Obesity leads to severe COVID outcomes, even in young adults

If you are looking for inspiration to lose weight, here are two new, large studies from England and Mexico that show obesity is a strong risk factor for poor COVID-19–related outcomes, including death.

Hospitalization, ICU admission

In the first study, published in The Lancet Diabetes & Endocrinology, University of Oxford researchers extracted data from the QResearch database for nearly 7 million English patients 20 years and older with available body mass index (BMI) values registered at an eligible general practice from Jan 24 to Apr 30, 2020. It is the largest study to date assessing body weight and COVID outcomes.

Starting at 23 kg/m2, BMI was associated with coronavirus-related hospitalization (adjusted hazard ratio [aHR], 1.05) and, starting at 28 kg/m2, death (aHR, 1.04). There was a linear association across the entire BMI range for ICU admission (aHR, 1.10). 

According to the US Centers for Disease Control and Prevention, a BMI of 23 mg/k2 is considered normal, but 28 kg/m2 is considered overweight. The researchers found a significant link between BMI and age, with higher HRs for hospitalization above a BMI of 23 kg/m2 for patients 20 to 39 years old (aHR, 1.09), compared with no association for those 80 to 100 (aHR, 1.01). Similarly, Black patients had a higher risk of hospitalization than White patients (aHR, 1.07 vs 1.04).

The authors noted that even a small increase in BMI over 23 kg/m2 increased the risk of poor COVID-19 outcomes.

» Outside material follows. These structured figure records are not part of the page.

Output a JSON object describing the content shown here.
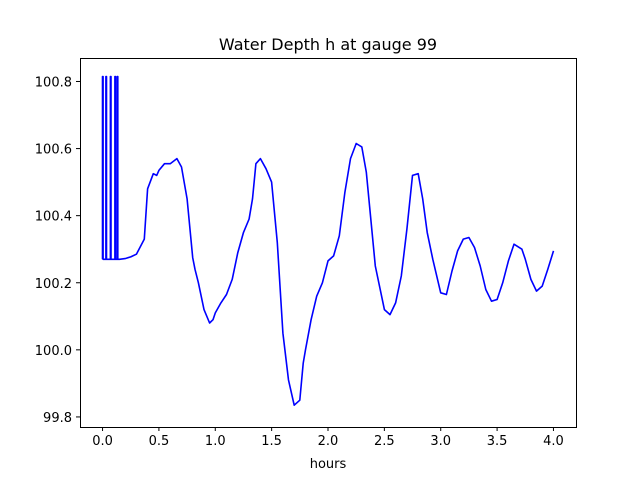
{
  "chart_data": {
    "type": "line",
    "title": "Water Depth h at gauge 99",
    "xlabel": "hours",
    "ylabel": "",
    "xlim": [
      -0.2,
      4.2
    ],
    "ylim": [
      99.77,
      100.87
    ],
    "xticks": [
      0.0,
      0.5,
      1.0,
      1.5,
      2.0,
      2.5,
      3.0,
      3.5,
      4.0
    ],
    "xtick_labels": [
      "0.0",
      "0.5",
      "1.0",
      "1.5",
      "2.0",
      "2.5",
      "3.0",
      "3.5",
      "4.0"
    ],
    "yticks": [
      99.8,
      100.0,
      100.2,
      100.4,
      100.6,
      100.8
    ],
    "ytick_labels": [
      "99.8",
      "100.0",
      "100.2",
      "100.4",
      "100.6",
      "100.8"
    ],
    "grid": false,
    "series": [
      {
        "color": "#0000ff",
        "x": [
          0.0,
          0.0,
          0.005,
          0.005,
          0.03,
          0.03,
          0.035,
          0.035,
          0.07,
          0.07,
          0.075,
          0.075,
          0.11,
          0.11,
          0.115,
          0.115,
          0.13,
          0.13,
          0.135,
          0.135,
          0.15,
          0.15,
          0.2,
          0.25,
          0.3,
          0.37,
          0.4,
          0.45,
          0.48,
          0.5,
          0.55,
          0.6,
          0.66,
          0.7,
          0.75,
          0.8,
          0.82,
          0.85,
          0.9,
          0.95,
          0.98,
          1.0,
          1.05,
          1.1,
          1.15,
          1.2,
          1.25,
          1.3,
          1.33,
          1.36,
          1.4,
          1.45,
          1.5,
          1.55,
          1.6,
          1.65,
          1.7,
          1.75,
          1.78,
          1.8,
          1.85,
          1.9,
          1.95,
          2.0,
          2.05,
          2.1,
          2.15,
          2.2,
          2.25,
          2.3,
          2.34,
          2.38,
          2.42,
          2.5,
          2.55,
          2.6,
          2.65,
          2.7,
          2.75,
          2.8,
          2.84,
          2.88,
          2.93,
          3.0,
          3.05,
          3.1,
          3.15,
          3.2,
          3.25,
          3.3,
          3.35,
          3.4,
          3.45,
          3.5,
          3.55,
          3.6,
          3.65,
          3.72,
          3.75,
          3.8,
          3.85,
          3.9,
          3.95,
          4.0
        ],
        "y": [
          100.27,
          100.815,
          100.815,
          100.27,
          100.27,
          100.815,
          100.815,
          100.27,
          100.27,
          100.815,
          100.815,
          100.27,
          100.27,
          100.815,
          100.815,
          100.27,
          100.27,
          100.815,
          100.815,
          100.27,
          100.27,
          100.27,
          100.272,
          100.277,
          100.285,
          100.33,
          100.48,
          100.525,
          100.52,
          100.535,
          100.555,
          100.555,
          100.57,
          100.545,
          100.45,
          100.275,
          100.24,
          100.2,
          100.12,
          100.08,
          100.09,
          100.11,
          100.14,
          100.165,
          100.21,
          100.29,
          100.35,
          100.39,
          100.45,
          100.555,
          100.57,
          100.54,
          100.5,
          100.32,
          100.05,
          99.91,
          99.835,
          99.85,
          99.96,
          100.0,
          100.09,
          100.16,
          100.2,
          100.265,
          100.28,
          100.34,
          100.47,
          100.57,
          100.615,
          100.605,
          100.53,
          100.39,
          100.25,
          100.12,
          100.105,
          100.14,
          100.22,
          100.36,
          100.52,
          100.525,
          100.45,
          100.35,
          100.27,
          100.17,
          100.165,
          100.235,
          100.295,
          100.33,
          100.335,
          100.305,
          100.25,
          100.18,
          100.145,
          100.15,
          100.2,
          100.265,
          100.315,
          100.3,
          100.27,
          100.21,
          100.175,
          100.19,
          100.24,
          100.295
        ]
      }
    ]
  }
}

These new data add to the overwhelming evidence that support excess body weight are an important, causal risk factor for more severe COVID-19 outcomes. 

Obesity alone, in combination with other comorbidities

The second study, published in Epidemiology & Infection, was led by researchers at the Instituto Nacional de Ciencias Medicas y Nutricion and the Instituto Nacional de Cardiologia Ignacio Chavez in Mexico City. 

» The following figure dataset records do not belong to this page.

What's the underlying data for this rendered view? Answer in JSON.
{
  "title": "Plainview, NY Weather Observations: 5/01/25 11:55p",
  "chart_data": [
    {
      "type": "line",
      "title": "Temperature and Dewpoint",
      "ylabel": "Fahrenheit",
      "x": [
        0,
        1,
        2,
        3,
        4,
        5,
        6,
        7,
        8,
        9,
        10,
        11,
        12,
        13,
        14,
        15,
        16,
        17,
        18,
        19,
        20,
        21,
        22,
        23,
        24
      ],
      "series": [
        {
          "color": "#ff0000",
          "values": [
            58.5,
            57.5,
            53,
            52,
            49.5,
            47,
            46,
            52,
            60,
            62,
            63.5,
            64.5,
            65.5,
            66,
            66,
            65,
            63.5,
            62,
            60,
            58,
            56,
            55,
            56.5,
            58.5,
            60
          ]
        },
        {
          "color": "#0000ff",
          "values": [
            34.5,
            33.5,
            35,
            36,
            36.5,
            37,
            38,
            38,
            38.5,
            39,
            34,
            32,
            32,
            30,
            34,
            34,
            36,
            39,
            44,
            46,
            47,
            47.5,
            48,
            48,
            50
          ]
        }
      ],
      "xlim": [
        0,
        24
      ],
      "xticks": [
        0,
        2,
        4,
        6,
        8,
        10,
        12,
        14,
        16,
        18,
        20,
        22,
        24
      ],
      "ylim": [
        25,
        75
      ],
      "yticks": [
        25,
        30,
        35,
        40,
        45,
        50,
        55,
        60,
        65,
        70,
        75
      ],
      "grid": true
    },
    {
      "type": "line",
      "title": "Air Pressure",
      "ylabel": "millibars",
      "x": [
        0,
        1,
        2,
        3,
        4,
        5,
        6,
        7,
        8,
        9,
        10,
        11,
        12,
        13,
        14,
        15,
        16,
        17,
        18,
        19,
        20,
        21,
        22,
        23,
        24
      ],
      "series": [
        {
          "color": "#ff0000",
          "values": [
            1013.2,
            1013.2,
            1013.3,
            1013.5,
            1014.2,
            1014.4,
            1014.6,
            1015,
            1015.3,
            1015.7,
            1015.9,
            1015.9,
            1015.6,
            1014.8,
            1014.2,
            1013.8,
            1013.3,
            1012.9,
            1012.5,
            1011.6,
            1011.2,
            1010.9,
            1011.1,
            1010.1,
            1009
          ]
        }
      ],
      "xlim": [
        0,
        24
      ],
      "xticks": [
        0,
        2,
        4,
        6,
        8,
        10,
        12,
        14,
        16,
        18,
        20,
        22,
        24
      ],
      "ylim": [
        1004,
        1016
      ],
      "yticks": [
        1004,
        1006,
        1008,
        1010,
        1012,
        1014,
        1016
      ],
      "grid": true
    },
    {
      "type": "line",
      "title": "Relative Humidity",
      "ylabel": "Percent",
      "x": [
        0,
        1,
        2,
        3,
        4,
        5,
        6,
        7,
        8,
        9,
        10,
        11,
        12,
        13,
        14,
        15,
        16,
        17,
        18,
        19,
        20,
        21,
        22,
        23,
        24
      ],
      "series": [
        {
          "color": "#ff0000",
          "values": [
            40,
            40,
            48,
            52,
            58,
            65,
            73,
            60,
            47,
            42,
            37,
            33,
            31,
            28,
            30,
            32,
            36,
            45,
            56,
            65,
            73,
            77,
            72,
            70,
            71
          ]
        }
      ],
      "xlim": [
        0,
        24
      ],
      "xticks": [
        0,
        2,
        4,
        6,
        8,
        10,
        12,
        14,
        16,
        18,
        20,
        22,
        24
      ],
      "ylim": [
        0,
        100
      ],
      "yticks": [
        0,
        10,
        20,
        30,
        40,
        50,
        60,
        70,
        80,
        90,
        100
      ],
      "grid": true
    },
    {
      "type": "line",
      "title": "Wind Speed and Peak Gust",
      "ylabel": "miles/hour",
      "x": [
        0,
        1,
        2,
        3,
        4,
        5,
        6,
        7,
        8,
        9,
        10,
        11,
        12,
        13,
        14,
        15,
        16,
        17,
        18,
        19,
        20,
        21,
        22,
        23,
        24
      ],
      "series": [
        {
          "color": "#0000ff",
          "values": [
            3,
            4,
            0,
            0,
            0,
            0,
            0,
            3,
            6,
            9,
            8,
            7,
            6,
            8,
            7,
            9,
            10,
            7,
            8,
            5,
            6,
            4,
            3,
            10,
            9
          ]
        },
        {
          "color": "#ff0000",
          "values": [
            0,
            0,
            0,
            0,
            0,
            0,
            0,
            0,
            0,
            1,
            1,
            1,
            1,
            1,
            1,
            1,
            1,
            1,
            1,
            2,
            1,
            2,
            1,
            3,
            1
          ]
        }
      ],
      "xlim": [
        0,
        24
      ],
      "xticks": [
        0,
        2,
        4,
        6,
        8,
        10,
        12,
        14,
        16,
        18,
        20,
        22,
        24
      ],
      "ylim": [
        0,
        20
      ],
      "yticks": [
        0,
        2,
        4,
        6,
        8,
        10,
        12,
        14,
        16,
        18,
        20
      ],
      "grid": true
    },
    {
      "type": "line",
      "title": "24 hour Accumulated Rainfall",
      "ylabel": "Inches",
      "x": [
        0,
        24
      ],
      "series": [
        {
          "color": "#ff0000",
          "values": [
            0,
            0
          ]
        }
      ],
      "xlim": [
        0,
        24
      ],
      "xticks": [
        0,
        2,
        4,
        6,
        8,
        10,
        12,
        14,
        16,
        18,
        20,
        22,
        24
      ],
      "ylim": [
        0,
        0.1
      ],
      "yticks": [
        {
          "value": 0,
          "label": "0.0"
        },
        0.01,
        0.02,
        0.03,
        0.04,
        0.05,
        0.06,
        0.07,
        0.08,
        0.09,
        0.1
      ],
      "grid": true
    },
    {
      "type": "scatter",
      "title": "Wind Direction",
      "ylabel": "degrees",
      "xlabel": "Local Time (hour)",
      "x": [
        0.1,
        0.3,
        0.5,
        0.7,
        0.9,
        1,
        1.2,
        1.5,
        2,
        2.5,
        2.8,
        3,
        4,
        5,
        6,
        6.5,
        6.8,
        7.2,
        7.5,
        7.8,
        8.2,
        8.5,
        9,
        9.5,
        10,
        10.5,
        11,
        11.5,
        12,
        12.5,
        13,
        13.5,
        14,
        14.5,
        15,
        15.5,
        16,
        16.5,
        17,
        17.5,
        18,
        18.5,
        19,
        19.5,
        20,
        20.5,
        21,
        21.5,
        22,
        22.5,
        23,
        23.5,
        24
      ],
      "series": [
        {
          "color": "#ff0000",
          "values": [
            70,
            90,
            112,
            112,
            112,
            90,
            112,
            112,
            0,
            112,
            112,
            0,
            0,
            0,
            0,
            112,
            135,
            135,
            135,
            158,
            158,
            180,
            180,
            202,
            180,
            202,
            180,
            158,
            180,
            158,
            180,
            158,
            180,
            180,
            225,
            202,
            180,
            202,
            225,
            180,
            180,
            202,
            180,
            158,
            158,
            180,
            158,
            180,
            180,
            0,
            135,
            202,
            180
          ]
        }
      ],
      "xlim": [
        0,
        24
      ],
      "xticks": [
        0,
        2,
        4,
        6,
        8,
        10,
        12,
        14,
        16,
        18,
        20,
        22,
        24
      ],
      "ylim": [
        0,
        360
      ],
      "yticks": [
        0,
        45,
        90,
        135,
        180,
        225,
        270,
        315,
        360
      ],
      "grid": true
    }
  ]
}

The national observational study involved analyzing data from 15,529 COVID-19 inpatients and outpatients in Mexico’s 32 states from the National COVID-19 Epidemiological Surveillance Study between Feb 24 and Apr 26, 2020.

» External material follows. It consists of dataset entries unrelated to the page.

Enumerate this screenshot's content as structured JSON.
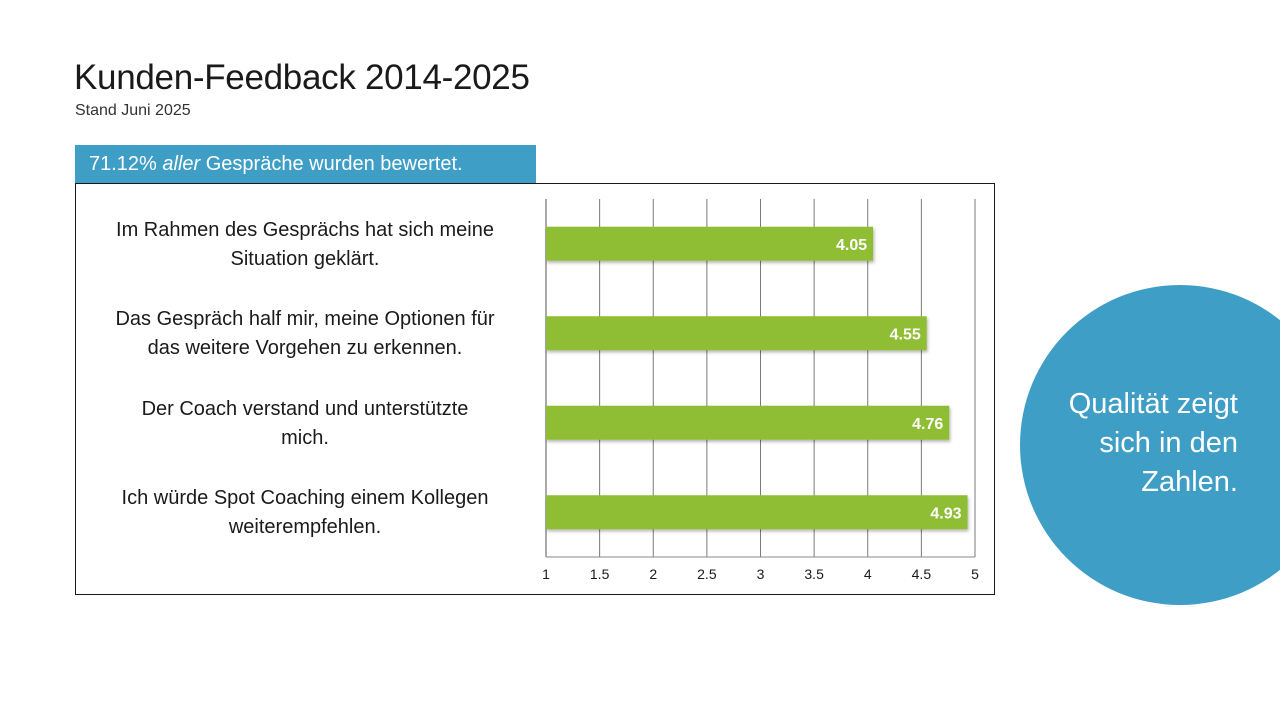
{
  "header": {
    "title": "Kunden-Feedback 2014-2025",
    "subtitle": "Stand Juni 2025"
  },
  "banner": {
    "pre": "71.12% ",
    "em": "aller",
    "post": " Gespräche wurden bewertet."
  },
  "callout": {
    "line1": "Qualität zeigt",
    "line2": "sich in den",
    "line3": "Zahlen."
  },
  "colors": {
    "accent": "#3e9ec6",
    "bar": "#8fbe34",
    "grid": "#7a7a7a"
  },
  "chart_data": {
    "type": "bar",
    "orientation": "horizontal",
    "categories": [
      "Im Rahmen des Gesprächs hat sich meine Situation geklärt.",
      "Das Gespräch half mir, meine Optionen für das weitere Vorgehen zu erkennen.",
      "Der Coach verstand und unterstützte mich.",
      "Ich würde Spot Coaching einem Kollegen weiterempfehlen."
    ],
    "category_lines": [
      [
        "Im Rahmen des Gesprächs hat sich meine",
        "Situation geklärt."
      ],
      [
        "Das Gespräch half mir, meine Optionen für",
        "das weitere Vorgehen zu erkennen."
      ],
      [
        "Der Coach verstand und unterstützte",
        "mich."
      ],
      [
        "Ich würde Spot Coaching einem Kollegen",
        "weiterempfehlen."
      ]
    ],
    "values": [
      4.05,
      4.55,
      4.76,
      4.93
    ],
    "value_labels": [
      "4.05",
      "4.55",
      "4.76",
      "4.93"
    ],
    "xlim": [
      1,
      5
    ],
    "ticks": [
      1,
      1.5,
      2,
      2.5,
      3,
      3.5,
      4,
      4.5,
      5
    ],
    "tick_labels": [
      "1",
      "1.5",
      "2",
      "2.5",
      "3",
      "3.5",
      "4",
      "4.5",
      "5"
    ],
    "grid": true,
    "legend": "none"
  }
}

The case-fatality rate was 9.2%, and 21% of hospitalized patients died. Obesity alone almost tripled the risk of death (aHR, 2.7), while obesity combined with other underlying illnesses increased the risk of death and other severe outcomes even further (diabetes HR, 2.79; immunosuppression HR, 5.06; high blood pressure HR, 2.30).

The authors observed that Mexicans are metabolically distinct from Asians and Europeans in that they are more likely to have early-onset overweight or obesity. In addition, overeating, especially of highly processed foods, has led to an obesity epidemic in Mexico in recent decades, with 75.2% of the population older than 20 years either overweight (39.1%) or obese (36.1%).

Of all underlying illnesses, obesity was most strongly tied to COVID-19 infection in Mexicans with mostly symptomatic illness. Obesity alone and in combination with other comorbidities was a significant risk factor for secondary outcomes (pneumonia, hospitalization, [invasive mechanical ventilation], and ICU admission) in patients positive for SARS-CoV-2. Furthermore, the risk conferred by obesity increases when it is present alongside other comorbidities, particularly, [diabetes], hypertension, and immunosuppression.